Radar on NASA’s environmental satellite fails
On Wednesday, NASA announced one of the instrument payload aboard that NASA's $916 million Soil Moisture Active Passive satellite has failed following the collection of only a couple of months of data. When weeks of troubleshooting didn't succeed in recovering the sensor, NASA made this announcement.
But the radar was a major part of what set NASA's Jet Propulsion Laboratory's SMAP mission different from other present satellites. It can measure soil moisture on a global scale. Scientists, studying what drives Earth's water cycle and climate, can get a lot of benefit from such data. Besides them, farmers and forecasters who worry over droughts and floods will also get a lot of tangible benefits from it.

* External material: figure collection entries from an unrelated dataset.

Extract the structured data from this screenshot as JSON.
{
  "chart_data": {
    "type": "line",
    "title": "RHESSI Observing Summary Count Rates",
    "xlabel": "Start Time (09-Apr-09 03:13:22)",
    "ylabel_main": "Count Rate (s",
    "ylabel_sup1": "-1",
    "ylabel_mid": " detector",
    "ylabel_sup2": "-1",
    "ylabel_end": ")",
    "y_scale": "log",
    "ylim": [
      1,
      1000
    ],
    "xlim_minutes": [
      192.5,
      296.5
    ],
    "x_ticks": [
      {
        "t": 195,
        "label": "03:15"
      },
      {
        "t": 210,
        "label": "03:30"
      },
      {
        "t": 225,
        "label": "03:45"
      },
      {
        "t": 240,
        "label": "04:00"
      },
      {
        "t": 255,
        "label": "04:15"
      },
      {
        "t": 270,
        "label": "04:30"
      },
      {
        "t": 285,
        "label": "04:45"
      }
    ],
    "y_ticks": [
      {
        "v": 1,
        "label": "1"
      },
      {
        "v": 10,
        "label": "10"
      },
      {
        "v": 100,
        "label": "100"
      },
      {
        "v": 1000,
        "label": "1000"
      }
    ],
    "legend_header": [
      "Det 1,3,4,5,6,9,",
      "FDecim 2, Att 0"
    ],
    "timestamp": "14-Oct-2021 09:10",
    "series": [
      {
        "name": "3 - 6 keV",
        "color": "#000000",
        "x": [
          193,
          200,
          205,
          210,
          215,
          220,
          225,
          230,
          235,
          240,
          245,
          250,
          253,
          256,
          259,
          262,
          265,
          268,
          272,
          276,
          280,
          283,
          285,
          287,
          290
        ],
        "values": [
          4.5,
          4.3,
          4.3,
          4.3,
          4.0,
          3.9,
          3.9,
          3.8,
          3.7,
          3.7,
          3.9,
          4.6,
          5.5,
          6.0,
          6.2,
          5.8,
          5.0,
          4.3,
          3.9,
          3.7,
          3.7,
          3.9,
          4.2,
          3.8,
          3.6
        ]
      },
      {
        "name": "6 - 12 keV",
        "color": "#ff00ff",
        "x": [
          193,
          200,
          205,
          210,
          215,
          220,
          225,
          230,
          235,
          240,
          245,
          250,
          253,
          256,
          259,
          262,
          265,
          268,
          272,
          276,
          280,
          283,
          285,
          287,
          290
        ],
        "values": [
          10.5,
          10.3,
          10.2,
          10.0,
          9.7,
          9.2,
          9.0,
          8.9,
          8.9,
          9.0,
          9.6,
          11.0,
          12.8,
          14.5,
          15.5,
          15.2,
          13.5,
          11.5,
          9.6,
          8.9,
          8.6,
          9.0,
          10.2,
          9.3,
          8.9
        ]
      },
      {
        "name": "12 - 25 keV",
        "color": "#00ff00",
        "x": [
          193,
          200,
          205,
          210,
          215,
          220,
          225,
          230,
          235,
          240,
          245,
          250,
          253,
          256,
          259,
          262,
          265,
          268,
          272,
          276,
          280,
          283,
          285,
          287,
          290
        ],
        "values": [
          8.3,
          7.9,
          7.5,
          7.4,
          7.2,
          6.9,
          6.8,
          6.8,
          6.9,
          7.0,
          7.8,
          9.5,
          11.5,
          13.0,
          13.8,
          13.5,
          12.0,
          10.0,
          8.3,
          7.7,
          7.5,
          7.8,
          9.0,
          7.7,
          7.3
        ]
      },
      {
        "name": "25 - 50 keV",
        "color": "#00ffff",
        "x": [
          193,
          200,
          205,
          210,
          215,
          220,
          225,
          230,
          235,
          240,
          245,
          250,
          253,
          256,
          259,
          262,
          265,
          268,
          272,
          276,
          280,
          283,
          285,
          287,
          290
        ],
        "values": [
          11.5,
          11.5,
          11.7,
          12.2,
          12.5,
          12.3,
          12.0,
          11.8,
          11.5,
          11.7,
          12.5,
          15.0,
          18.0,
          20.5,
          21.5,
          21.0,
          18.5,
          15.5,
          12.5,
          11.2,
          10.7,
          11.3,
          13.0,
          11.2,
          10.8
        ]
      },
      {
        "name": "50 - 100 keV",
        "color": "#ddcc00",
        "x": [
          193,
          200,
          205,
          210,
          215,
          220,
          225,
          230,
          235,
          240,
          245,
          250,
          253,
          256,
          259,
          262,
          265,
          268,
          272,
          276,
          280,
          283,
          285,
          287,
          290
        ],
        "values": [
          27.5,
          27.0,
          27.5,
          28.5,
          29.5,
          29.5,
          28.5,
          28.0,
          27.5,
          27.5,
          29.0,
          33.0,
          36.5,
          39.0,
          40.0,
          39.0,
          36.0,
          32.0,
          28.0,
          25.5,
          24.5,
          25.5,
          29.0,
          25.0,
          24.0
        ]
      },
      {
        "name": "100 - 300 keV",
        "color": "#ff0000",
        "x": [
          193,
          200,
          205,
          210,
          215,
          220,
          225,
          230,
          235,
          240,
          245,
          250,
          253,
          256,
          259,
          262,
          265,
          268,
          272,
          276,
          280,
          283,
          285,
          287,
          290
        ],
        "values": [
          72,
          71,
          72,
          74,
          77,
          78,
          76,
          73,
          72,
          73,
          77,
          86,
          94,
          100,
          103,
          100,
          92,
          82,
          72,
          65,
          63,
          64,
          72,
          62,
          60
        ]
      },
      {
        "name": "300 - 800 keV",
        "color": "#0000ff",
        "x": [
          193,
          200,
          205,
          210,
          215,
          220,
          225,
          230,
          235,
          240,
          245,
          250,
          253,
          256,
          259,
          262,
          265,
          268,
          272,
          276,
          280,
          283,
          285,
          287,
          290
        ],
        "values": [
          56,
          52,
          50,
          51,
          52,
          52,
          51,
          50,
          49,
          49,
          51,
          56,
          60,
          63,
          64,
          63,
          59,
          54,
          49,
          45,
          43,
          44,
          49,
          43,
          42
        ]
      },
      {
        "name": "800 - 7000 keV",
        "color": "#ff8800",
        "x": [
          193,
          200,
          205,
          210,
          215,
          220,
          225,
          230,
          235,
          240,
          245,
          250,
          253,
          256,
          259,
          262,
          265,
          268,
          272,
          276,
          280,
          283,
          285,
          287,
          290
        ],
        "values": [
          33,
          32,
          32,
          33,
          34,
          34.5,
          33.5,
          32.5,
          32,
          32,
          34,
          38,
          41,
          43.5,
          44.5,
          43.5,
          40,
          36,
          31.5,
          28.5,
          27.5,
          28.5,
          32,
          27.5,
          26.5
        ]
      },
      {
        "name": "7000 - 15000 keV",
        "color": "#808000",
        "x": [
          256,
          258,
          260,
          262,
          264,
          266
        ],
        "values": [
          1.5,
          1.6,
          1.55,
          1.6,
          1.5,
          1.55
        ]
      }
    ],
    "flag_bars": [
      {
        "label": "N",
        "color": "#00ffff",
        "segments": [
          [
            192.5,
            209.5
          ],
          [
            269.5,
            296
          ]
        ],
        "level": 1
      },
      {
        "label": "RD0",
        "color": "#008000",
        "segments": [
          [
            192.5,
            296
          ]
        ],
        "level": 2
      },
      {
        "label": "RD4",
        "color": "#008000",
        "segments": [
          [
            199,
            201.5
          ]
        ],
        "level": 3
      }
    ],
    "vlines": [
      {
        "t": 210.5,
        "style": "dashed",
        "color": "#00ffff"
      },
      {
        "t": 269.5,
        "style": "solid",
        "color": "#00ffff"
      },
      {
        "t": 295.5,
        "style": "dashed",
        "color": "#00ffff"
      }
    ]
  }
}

In a NASA press release, Dara Entekhabi, SMAP Science Team lead at the Massachusetts Institute of Technology in Cambridge, said, "Although some of the planned applications of SMAP data will be impacted by the loss of the radar, the SMAP mission will continue to produce valuable science for important Earth system studies".
The radar used to function by transmitting pulses toward the surface of Earths from SMAP's orbit 685 kilometers (426 miles) up and formed the 'active' part of the mission. The passive radiometer continuously listens for natural microwave emissions from the planet.
Head of NASA's Earth science division, Michael Freilich, mentioned the SMAP spacecraft gathered maps of global soil moisture at quite lower resolution while operating in radiometer-only mode.